Становилось еще темнее. Птицы, кроме соловья, моего персонального ночного садиста, постепенно умолкали, их сменяли кузнечики. Наконец в доме открывалась дверь. В ее светящемся проеме появлялась фигура кого-нибудь из взрослых, поворачиваясь точно по направлению ко мне (наверно, в темноте хорошо были видны мои белые шорты, а может, просто догадывались, где меня искать). Меня зовут к ужину. Впрочем, без всякой пользы. За лето я, конечно, очень сильно загорел и вырос, кажется, на три сантиметра, но похудел на четыре килограмма. После ужина, все, по чьему-то выражению, предавались досугу — интересно, а чему еще мы предавались на даче все остальное время? Кто-то шел гулять при луне, слушать соловьев, кто-то смотреть телевизор, или играть в преферанс, я же поднимался к себе, ставил на пол, посреди комнаты, на широкий ковер шахматную доску, сбрасывал сандалии, садился по-турецки, скрестив ноги, расставлял фигуры и медленно разыгрывал сам с собой какие-нибудь вычурные, оцепенелые, невозможные партии.

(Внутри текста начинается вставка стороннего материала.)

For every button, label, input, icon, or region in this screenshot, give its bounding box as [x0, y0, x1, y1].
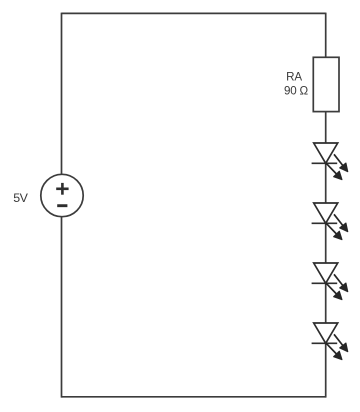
resistor RA body: [313, 57, 339, 111]
wire: LED3 to LED4: [325, 283, 327, 323]
svg-text:RA: RA: [286, 71, 302, 84]
wire: right vertical top (corner to resistor): [325, 13, 327, 58]
LED 2: [312, 203, 348, 240]
LED 1: [312, 143, 348, 180]
svg-text:90 Ω: 90 Ω: [284, 84, 309, 97]
wire: LED2 to LED3: [325, 223, 327, 263]
LED 4: [312, 323, 348, 360]
wire: left vertical upper (top corner to source): [61, 13, 63, 175]
voltage source minus sign: [57, 204, 67, 207]
wire: LED1 to LED2: [325, 163, 327, 203]
LED 3: [312, 263, 348, 300]
voltage source plus sign: [56, 183, 68, 195]
svg-text:5V: 5V: [13, 191, 28, 205]
wire: LED4 to bottom corner: [325, 343, 327, 397]
wire: top horizontal: [62, 12, 326, 14]
wire: bottom horizontal: [62, 396, 326, 398]
wire: resistor to LED1: [325, 112, 327, 143]
voltage source V1 circle: [41, 174, 83, 216]
wire: left vertical lower (source to bottom corner): [61, 216, 63, 397]
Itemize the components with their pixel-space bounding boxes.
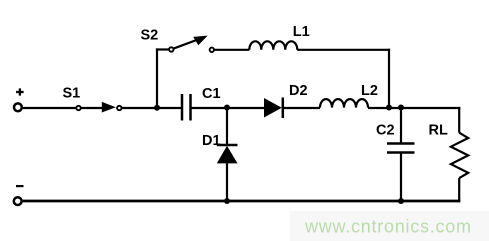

Частенько дедушка внизу, в большой комнате, крутил старый кинопроектор, прикрепив к стене белое полотно. Были разные фильмы, тоже старые-сейчас не вспомню какие, но, конечно, все немые, кто-нибудь садился за фортепиано и, на старинный лад, пытался это дело озвучивать. Получалось действительно неплохо. Иногда я тоже аккомпанировал. Но недавно дедушка показал незнакомый фильм про эмигрантов — там был юноша — кадет, почти мальчик, стройный, затянутый в черный мундир с блестящими пуговицами, с густыми темными волосами, причесанными на пробор.